3. Technical: Optional sub-stories that support a functional user story for additional clarity and organization. Technical user stories are written by developers or others who understand the technical ramifications. These stories are written for the benefit of the development team and not presented to the product owner. They could be used for bug fixing, refactoring, and developing infrastructure.
Example: In order to build the user profile, we must allow a user to sync with their LinkedIn account via a LinkedIn Social Sign-In button, to pull their work history directly into the database.
User stories vs use case
User stories and use cases are similar but written with different goals in mind. A use case prioritizes text, while the user story prioritizes conversation. A use case focuses on technicalities at the outset and provides less room for discussion throughout the development process. It provides a more permanent document including an expanded scenario and extended details.

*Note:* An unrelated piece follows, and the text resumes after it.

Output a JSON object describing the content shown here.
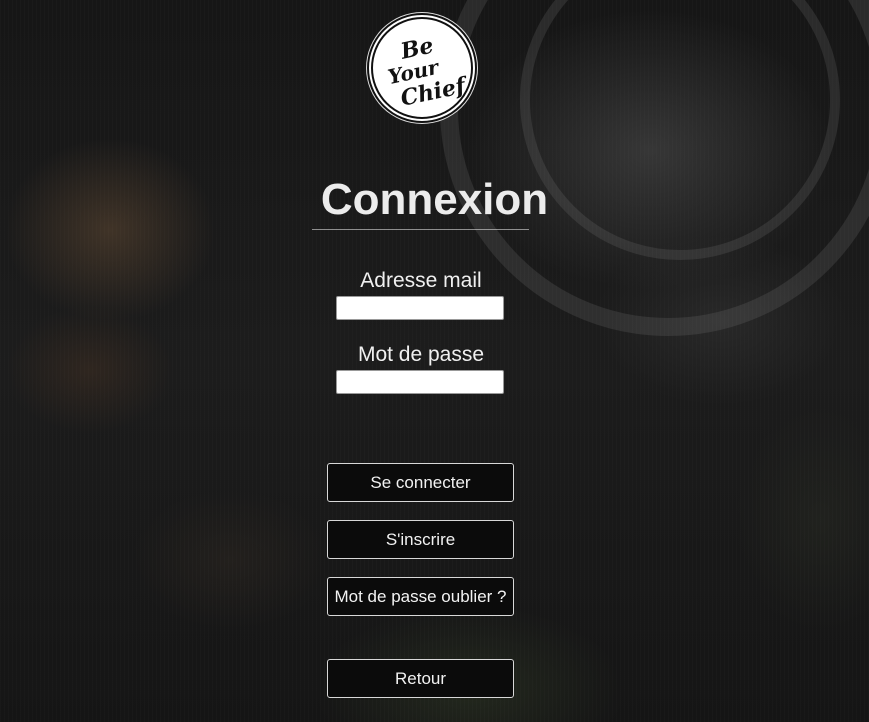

User stories vs requirements: Requirements are written, but user stories are discussed. Requirement documents resemble “to-do” lists, but stories act as a source for requirements.
User stories vs tasks: A task is an item of work that can be accomplished independently. User stories are never meant to be completed as a solo project. Collaboration and conversation guarantee a successful user story.
Benefits of good user stories
- Ensures your team consistently delivers features that bring direct value to the user
- Prevents wasted time developing an overwhelming number of features at the beginning of a project without accounting for a bad user experience and decreases user attrition
- Eliminates detailed, contractual agreements at the start of a project that limit creativity and prevent decisions based on experience
- Allows the product owner to be involved in the development process
- Enables creative problem-solving
- Helps build a strong relationship with product owners through transparency and consistent communication
- Allows for adjustments throughout the project
User stories for mobile apps
Creating app user stories provokes feedback and discussion around what your app is doing successfully, what users want from your app, and what your app is lacking in regards to engagement and experience. When writing a user story for your mobile app, be careful not to assume every user is going to want a particular feature. If your app has too many functions, you may need to return to the drawing board to work on the most essential features that provide the greatest value to the user.
To ensure that you create an app user story best suited to a user’s needs, ask:
- Who is using the app?
- Who is unlikely to use the app?
- What are their desires, needs, and expectations?
- What does this app offer that your website can’t, or that the competition can’t?
- How will we ensure proper feedback and metrics to track this information?
Examples of user stories for app development
- As a typical user, I want easy navigation since there is so much to do on the app.
- As a rare user, I want re-immersion engagement so that I can get reacquainted easily with how the app works.
- As a skeptical user, I want to easily control my privacy settings and know what security protocols are used so I can feel safe.
Make sure you apply feedback from real users based on actual app usage and experience. Don’t always assume your team knows everything about your end-user. Their desires, behaviors, and preferences vary. And don’t rely solely on user stories in app development. Utilizing other methods, like segment analytics, customer mapping, and tracking user flows, helps gain a better understanding of user behavior.
Why write user stories?
A well-developed app or other software should improve the lives of users in some way or provide a reward based on their usage. User stories help your team strike a balance between app experience and app reward and help ensure that features meet and exceed user expectations. If the reward for using a feature is great but the experience is overwhelming, or if the experience is fun but the pay-off is underwhelming, a user is not likely to return. User stories allow for constant review and modifications throughout the development process, and team members begin projects knowing the value each feature will provide.